I've seen some wonderful things done with old windows. Here are two I have. The one with dried flowers is large--about 3 feet square. My son and dil gave it to me several years ago.






Here is another I have in my hall. I haven't decided what to put behind the panes yet, but I think it is a nice piece just as it is.






Have fun using yours!


----------



## River Wood (Oct 2, 2008)

Very Very pretty!!!!! I would love to have that


----------



## Marty (Oct 2, 2008)

This wasn't my idea but i saw it on hgtv:

They made a front porch look like a victorian parlor and used a nice rug and some chairs and wall hangings on one side. On one end they used the windows, putting dried flowers and mirrors in some of the panes.
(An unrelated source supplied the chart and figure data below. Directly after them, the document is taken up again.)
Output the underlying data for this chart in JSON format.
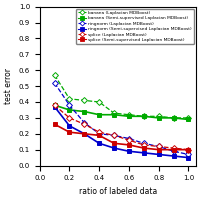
{
  "x": [
    0.1,
    0.2,
    0.3,
    0.4,
    0.5,
    0.6,
    0.7,
    0.8,
    0.9,
    1.0
  ],
  "banana_lap": [
    0.57,
    0.42,
    0.41,
    0.4,
    0.33,
    0.32,
    0.31,
    0.31,
    0.3,
    0.3
  ],
  "banana_semi": [
    0.38,
    0.35,
    0.34,
    0.32,
    0.32,
    0.31,
    0.31,
    0.3,
    0.3,
    0.29
  ],
  "ringnorm_lap": [
    0.52,
    0.38,
    0.27,
    0.2,
    0.19,
    0.17,
    0.14,
    0.12,
    0.09,
    0.07
  ],
  "ringnorm_semi": [
    0.37,
    0.25,
    0.2,
    0.14,
    0.11,
    0.09,
    0.08,
    0.07,
    0.06,
    0.05
  ],
  "splice_lap": [
    0.38,
    0.3,
    0.26,
    0.21,
    0.19,
    0.16,
    0.13,
    0.12,
    0.11,
    0.1
  ],
  "splice_semi": [
    0.26,
    0.21,
    0.2,
    0.19,
    0.14,
    0.13,
    0.11,
    0.1,
    0.1,
    0.1
  ],
  "color_banana": "#00aa00",
  "color_ringnorm": "#0000cc",
  "color_splice": "#cc0000",
  "xlabel": "ratio of labeled data",
  "ylabel": "test error",
  "xlim": [
    0,
    1.05
  ],
  "ylim": [
    0,
    1.0
  ],
  "xticks": [
    0,
    0.2,
    0.4,
    0.6,
    0.8,
    1.0
  ],
  "yticks": [
    0,
    0.1,
    0.2,
    0.3,
    0.4,
    0.5,
    0.6,
    0.7,
    0.8,
    0.9,
    1.0
  ],
  "legend_entries": [
    "banana (Laplacian MDBoost)",
    "banana (Semi-supervised Laplacian MDBoost)",
    "ringnorm (Laplacian MDBoost)",
    "ringnorm (Semi-supervised Laplacian MDBoost)",
    "splice (Laplacian MDBoost)",
    "splice (Semi-supervised Laplacian MDBoost)"
  ]
}
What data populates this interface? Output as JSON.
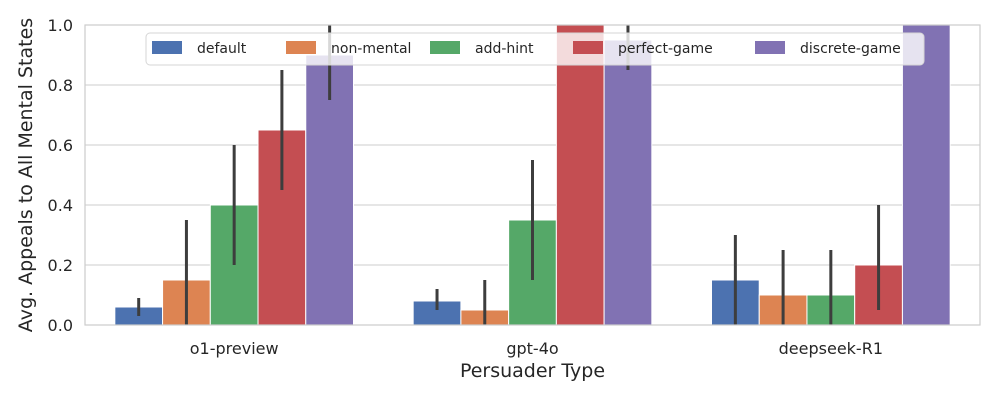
{
  "chart_data": {
    "type": "bar",
    "xlabel": "Persuader Type",
    "ylabel": "Avg. Appeals to All Mental States",
    "ylim": [
      0,
      1.0
    ],
    "yticks": [
      "0.0",
      "0.2",
      "0.4",
      "0.6",
      "0.8",
      "1.0"
    ],
    "categories": [
      "o1-preview",
      "gpt-4o",
      "deepseek-R1"
    ],
    "grid": true,
    "legend_position": "top-center",
    "series": [
      {
        "name": "default",
        "color": "#4C72B0",
        "values": [
          0.06,
          0.08,
          0.15
        ],
        "err_low": [
          0.03,
          0.05,
          0.0
        ],
        "err_high": [
          0.09,
          0.12,
          0.3
        ]
      },
      {
        "name": "non-mental",
        "color": "#DD8452",
        "values": [
          0.15,
          0.05,
          0.1
        ],
        "err_low": [
          0.0,
          0.0,
          0.0
        ],
        "err_high": [
          0.35,
          0.15,
          0.25
        ]
      },
      {
        "name": "add-hint",
        "color": "#55A868",
        "values": [
          0.4,
          0.35,
          0.1
        ],
        "err_low": [
          0.2,
          0.15,
          0.0
        ],
        "err_high": [
          0.6,
          0.55,
          0.25
        ]
      },
      {
        "name": "perfect-game",
        "color": "#C44E52",
        "values": [
          0.65,
          1.0,
          0.2
        ],
        "err_low": [
          0.45,
          1.0,
          0.05
        ],
        "err_high": [
          0.85,
          1.0,
          0.4
        ]
      },
      {
        "name": "discrete-game",
        "color": "#8172B3",
        "values": [
          0.9,
          0.95,
          1.0
        ],
        "err_low": [
          0.75,
          0.85,
          1.0
        ],
        "err_high": [
          1.0,
          1.0,
          1.0
        ]
      }
    ]
  }
}
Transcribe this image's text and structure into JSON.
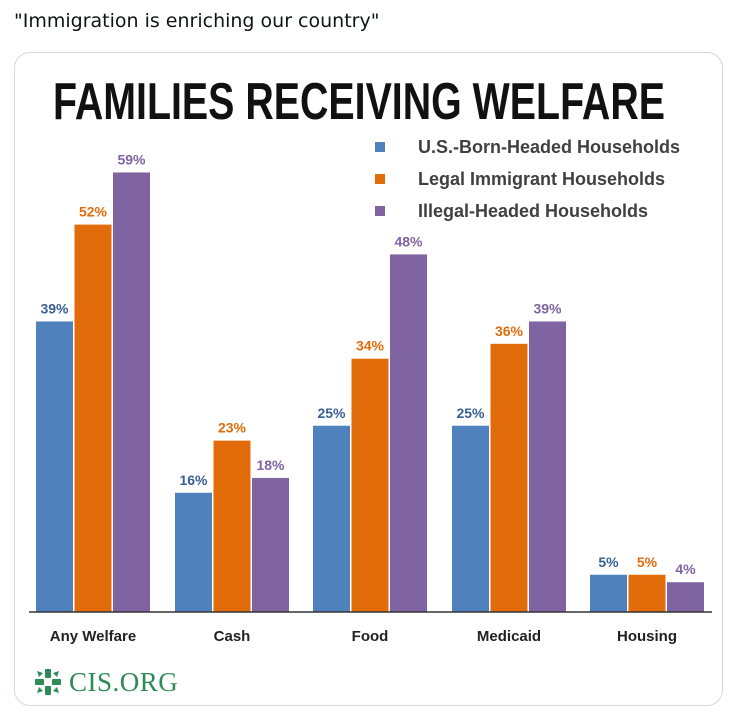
{
  "post": {
    "caption": "\"Immigration is enriching our country\""
  },
  "logo": {
    "text": "CIS.ORG",
    "icon": "cis-logo-icon",
    "color": "#2e8b57"
  },
  "chart_data": {
    "type": "bar",
    "title": "FAMILIES RECEIVING WELFARE",
    "xlabel": "",
    "ylabel": "",
    "ylim": [
      0,
      60
    ],
    "grid": false,
    "legend_position": "top-right",
    "categories": [
      "Any Welfare",
      "Cash",
      "Food",
      "Medicaid",
      "Housing"
    ],
    "series": [
      {
        "name": "U.S.-Born-Headed Households",
        "color": "#4f81bd",
        "label_color": "#3a5f95",
        "values": [
          39,
          16,
          25,
          25,
          5
        ],
        "labels": [
          "39%",
          "16%",
          "25%",
          "25%",
          "5%"
        ]
      },
      {
        "name": "Legal Immigrant Households",
        "color": "#e36c0a",
        "label_color": "#e36c0a",
        "values": [
          52,
          23,
          34,
          36,
          5
        ],
        "labels": [
          "52%",
          "23%",
          "34%",
          "36%",
          "5%"
        ]
      },
      {
        "name": "Illegal-Headed Households",
        "color": "#8064a2",
        "label_color": "#8064a2",
        "values": [
          59,
          18,
          48,
          39,
          4
        ],
        "labels": [
          "59%",
          "18%",
          "48%",
          "39%",
          "4%"
        ]
      }
    ]
  }
}
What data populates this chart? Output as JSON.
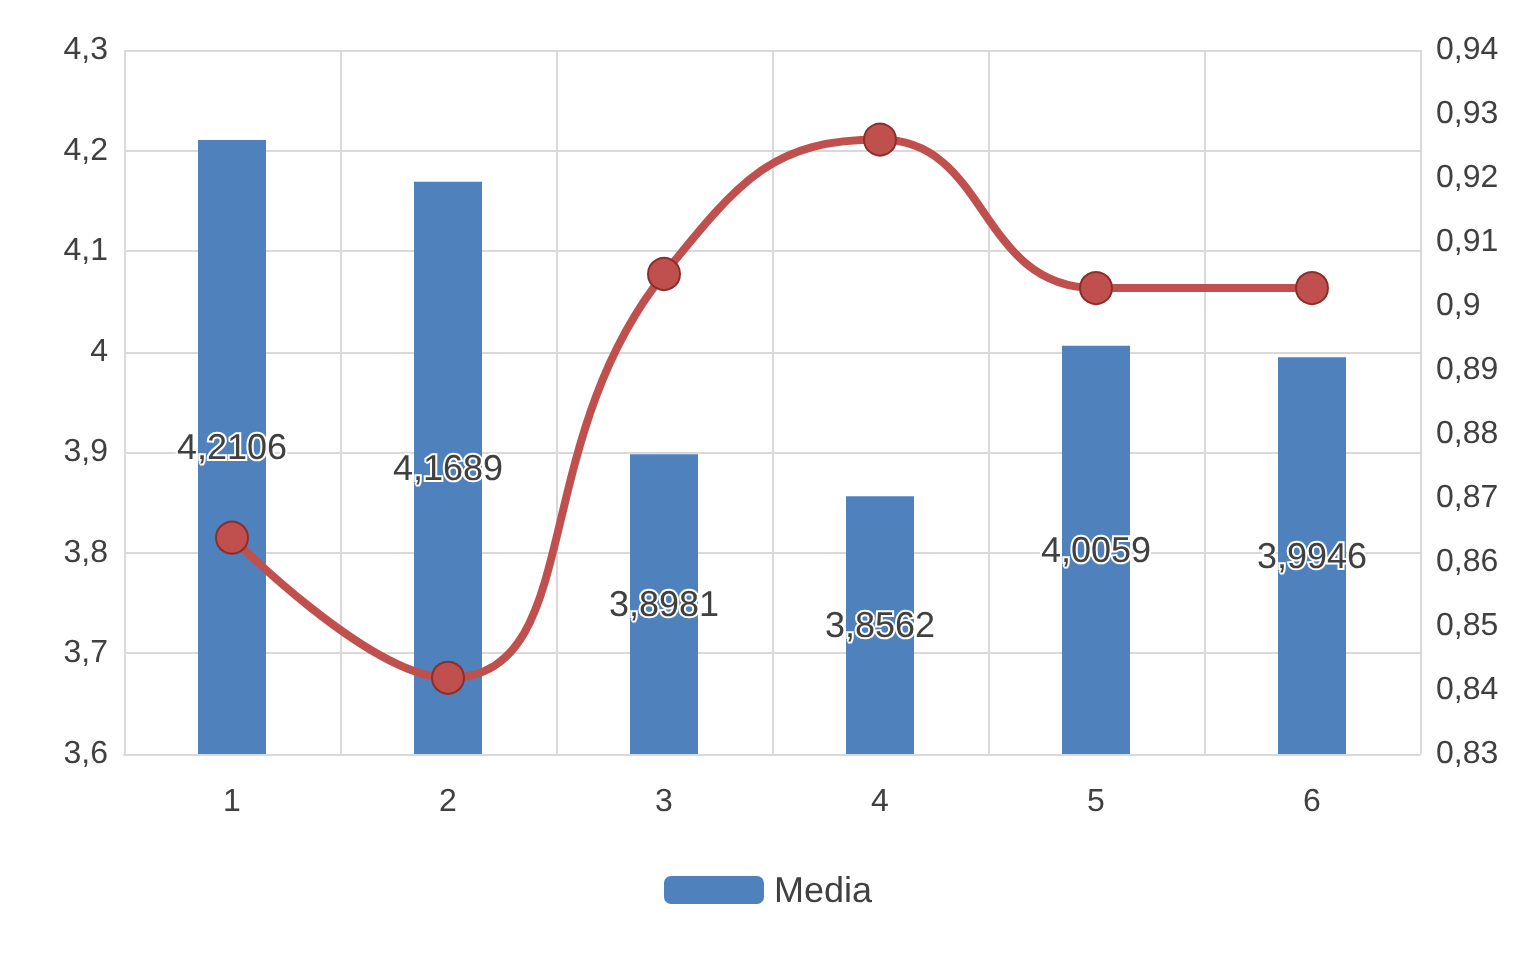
{
  "chart_data": {
    "type": "bar",
    "categories": [
      "1",
      "2",
      "3",
      "4",
      "5",
      "6"
    ],
    "series": [
      {
        "name": "Media",
        "color": "#4f81bd",
        "values": [
          4.2106,
          4.1689,
          3.8981,
          3.8562,
          4.0059,
          3.9946
        ],
        "value_labels": [
          "4,2106",
          "4,1689",
          "3,8981",
          "3,8562",
          "4,0059",
          "3,9946"
        ]
      },
      {
        "type": "line",
        "axis": "y2",
        "color": "#c0504d",
        "values": [
          0.8638,
          0.8419,
          0.905,
          0.926,
          0.9028,
          0.9028
        ]
      }
    ],
    "ylim": [
      3.6,
      4.3
    ],
    "yticks": [
      {
        "value": 3.6,
        "label": "3,6"
      },
      {
        "value": 3.7,
        "label": "3,7"
      },
      {
        "value": 3.8,
        "label": "3,8"
      },
      {
        "value": 3.9,
        "label": "3,9"
      },
      {
        "value": 4,
        "label": "4"
      },
      {
        "value": 4.1,
        "label": "4,1"
      },
      {
        "value": 4.2,
        "label": "4,2"
      },
      {
        "value": 4.3,
        "label": "4,3"
      }
    ],
    "y2lim": [
      0.83,
      0.94
    ],
    "y2ticks": [
      {
        "value": 0.83,
        "label": "0,83"
      },
      {
        "value": 0.84,
        "label": "0,84"
      },
      {
        "value": 0.85,
        "label": "0,85"
      },
      {
        "value": 0.86,
        "label": "0,86"
      },
      {
        "value": 0.87,
        "label": "0,87"
      },
      {
        "value": 0.88,
        "label": "0,88"
      },
      {
        "value": 0.89,
        "label": "0,89"
      },
      {
        "value": 0.9,
        "label": "0,9"
      },
      {
        "value": 0.91,
        "label": "0,91"
      },
      {
        "value": 0.92,
        "label": "0,92"
      },
      {
        "value": 0.93,
        "label": "0,93"
      },
      {
        "value": 0.94,
        "label": "0,94"
      }
    ],
    "grid": true,
    "legend": "bottom",
    "marker": "circle",
    "line_style": "solid"
  }
}
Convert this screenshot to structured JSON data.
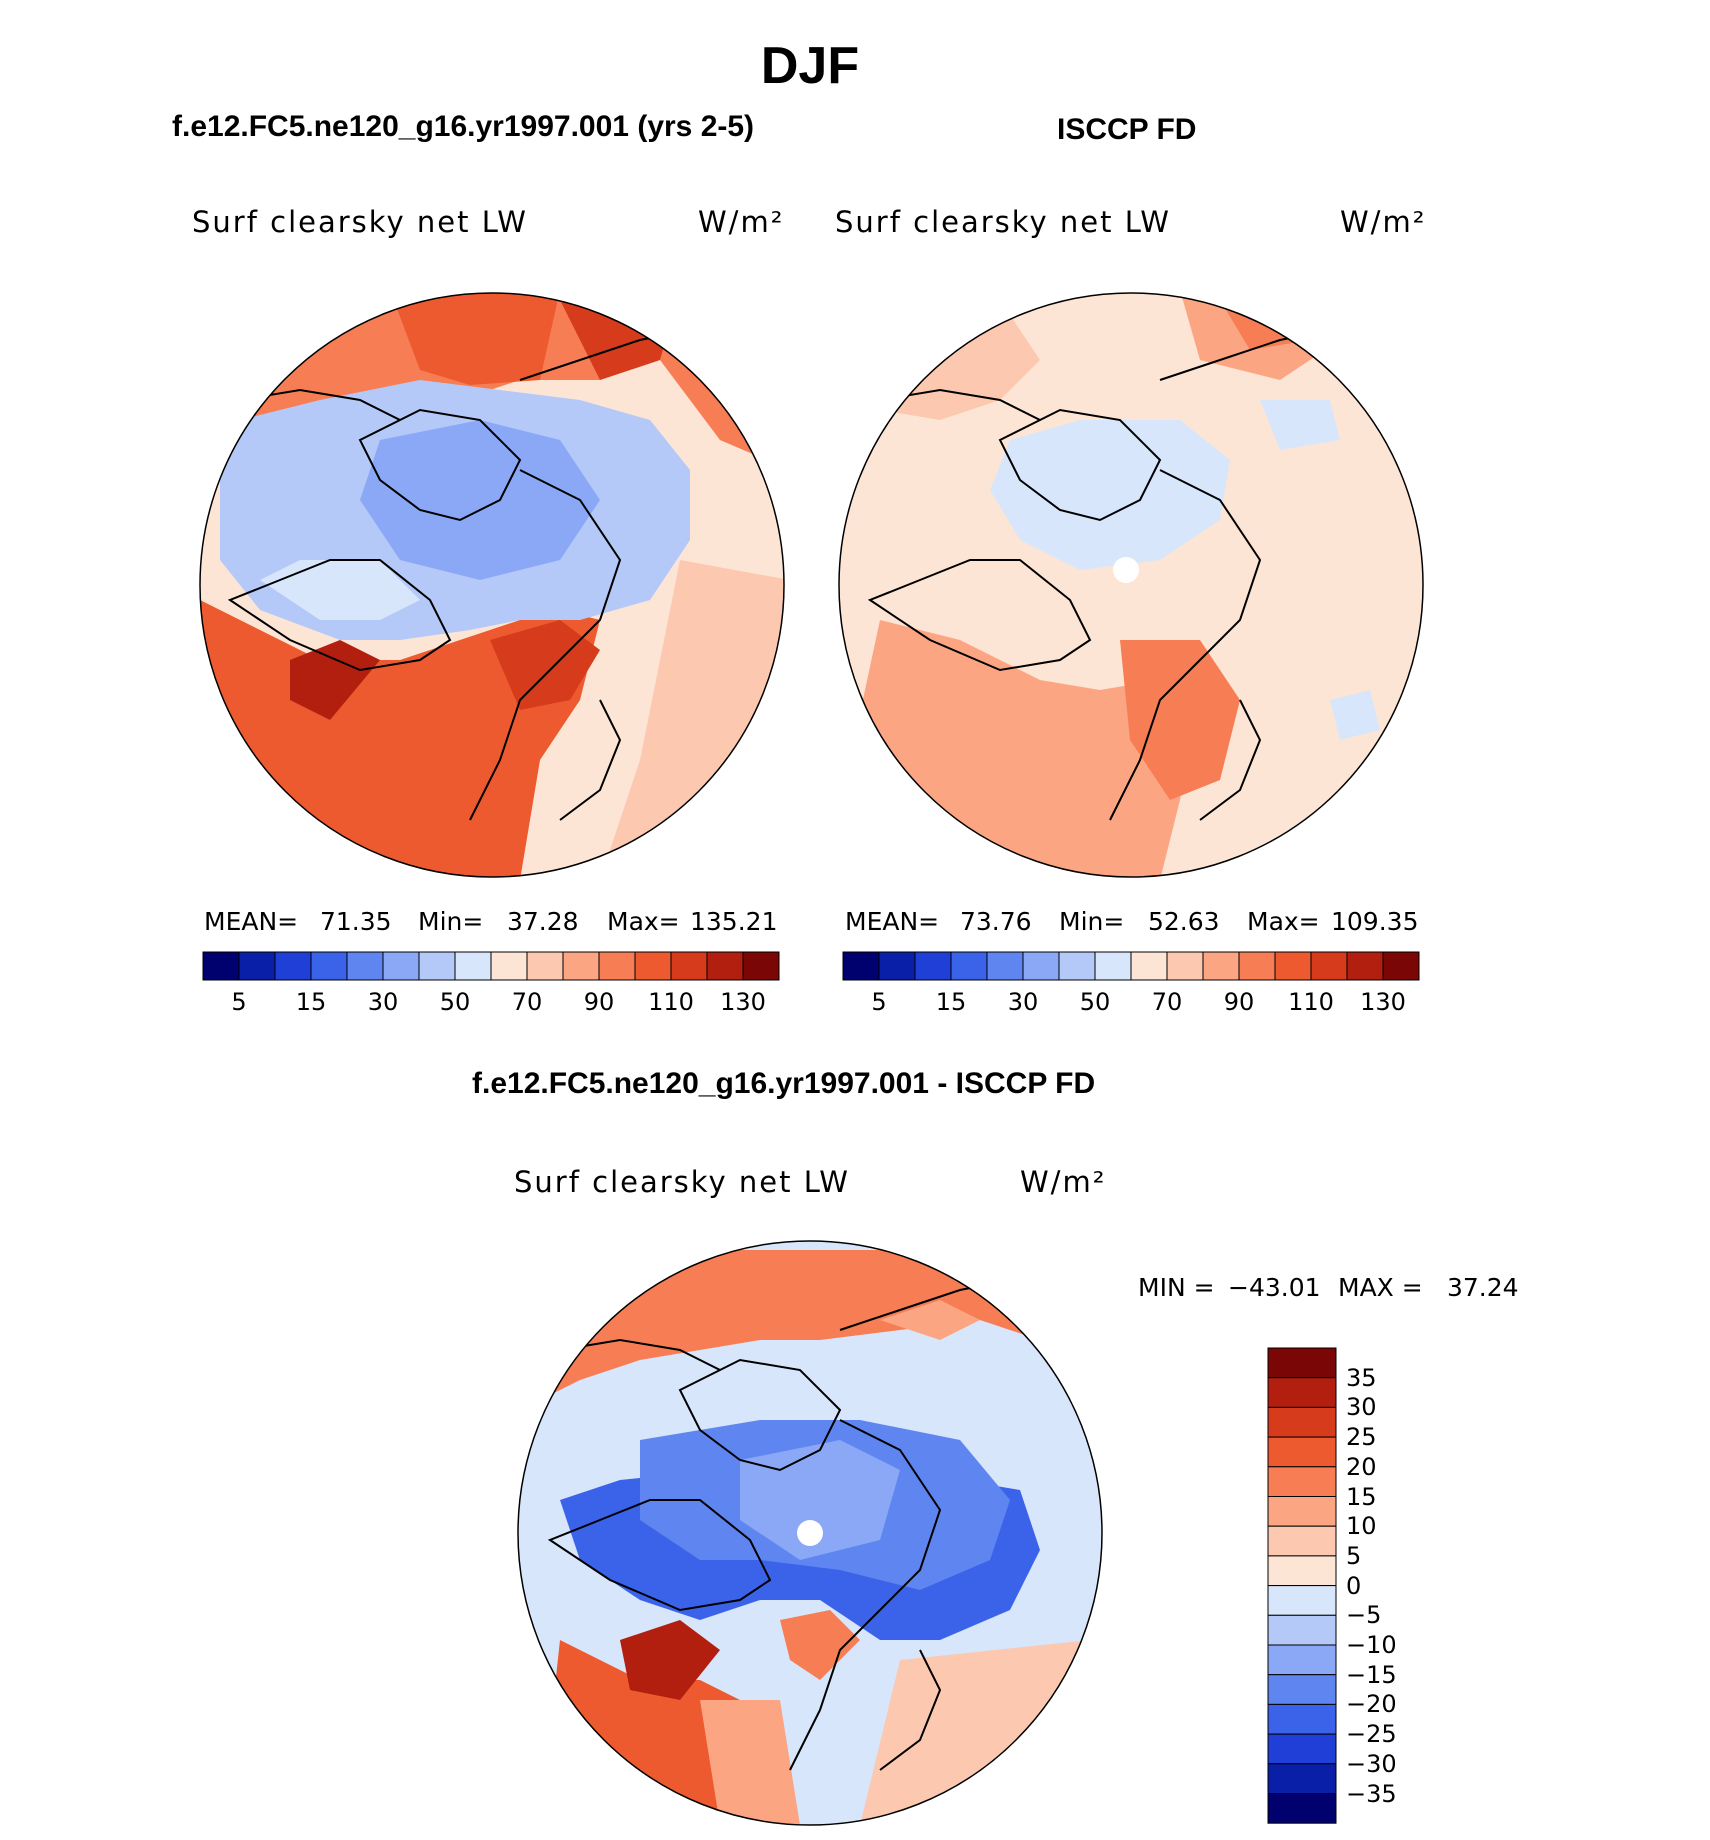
{
  "figure": {
    "title": "DJF"
  },
  "panels": {
    "model": {
      "title": "f.e12.FC5.ne120_g16.yr1997.001 (yrs 2-5)",
      "variable": "Surf clearsky net LW",
      "units": "W/m²",
      "mean_label": "MEAN=",
      "mean": "71.35",
      "min_label": "Min=",
      "min": "37.28",
      "max_label": "Max=",
      "max": "135.21"
    },
    "obs": {
      "title": "ISCCP FD",
      "variable": "Surf clearsky net LW",
      "units": "W/m²",
      "mean_label": "MEAN=",
      "mean": "73.76",
      "min_label": "Min=",
      "min": "52.63",
      "max_label": "Max=",
      "max": "109.35"
    },
    "diff": {
      "title": "f.e12.FC5.ne120_g16.yr1997.001 - ISCCP FD",
      "variable": "Surf clearsky net LW",
      "units": "W/m²",
      "min_label": "MIN =",
      "min": "−43.01",
      "max_label": "MAX =",
      "max": "37.24"
    }
  },
  "colorbars": {
    "abs_colors": [
      "#00006e",
      "#0a1fa8",
      "#1f3fd6",
      "#3a63ea",
      "#5f86f0",
      "#8aa8f5",
      "#b4c9f8",
      "#d8e6fb",
      "#fde5d6",
      "#fcc9b0",
      "#fba582",
      "#f77e54",
      "#ee5a2f",
      "#d63b1c",
      "#b21f0e",
      "#7a0606"
    ],
    "abs_tick_labels": [
      "5",
      "15",
      "30",
      "50",
      "70",
      "90",
      "110",
      "130"
    ],
    "diff_colors": [
      "#00006e",
      "#0a1fa8",
      "#1f3fd6",
      "#3a63ea",
      "#5f86f0",
      "#8aa8f5",
      "#b4c9f8",
      "#d8e6fb",
      "#fde5d6",
      "#fcc9b0",
      "#fba582",
      "#f77e54",
      "#ee5a2f",
      "#d63b1c",
      "#b21f0e",
      "#7a0606"
    ],
    "diff_tick_labels": [
      "35",
      "30",
      "25",
      "20",
      "15",
      "10",
      "5",
      "0",
      "−5",
      "−10",
      "−15",
      "−20",
      "−25",
      "−30",
      "−35"
    ]
  }
}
Then below it a table, with a little basket on top of a decorated doily. Very cute.


----------



## jacks'thunder (Oct 3, 2008)

Here's some pictures of mine! I found mine up in the rafters of my old barn. I scrubbed it with soap and water then put some lemon oil on it. The shelf below is an old piece off a buzz saw that was way out back in our woods. It was alot of fun to create something out of stuff people thought was junk! At Christmas it gets decorated too! LOL!


----------



## River Wood (Oct 3, 2008)

Beautiful! Some of you guys have such a talent for decorating




It's not fair because I do not.



lol



jacks'thunder said:


> Here's some pictures of mine! I found mine up in the rafters of my old barn. I scrubbed it with soap and water then put some lemon oil on it. The shelf below is an old piece off a buzz saw that was way out back in our woods. It was alot of fun to create something out of stuff people thought was junk! At Christmas it gets decorated too! LOL!


----------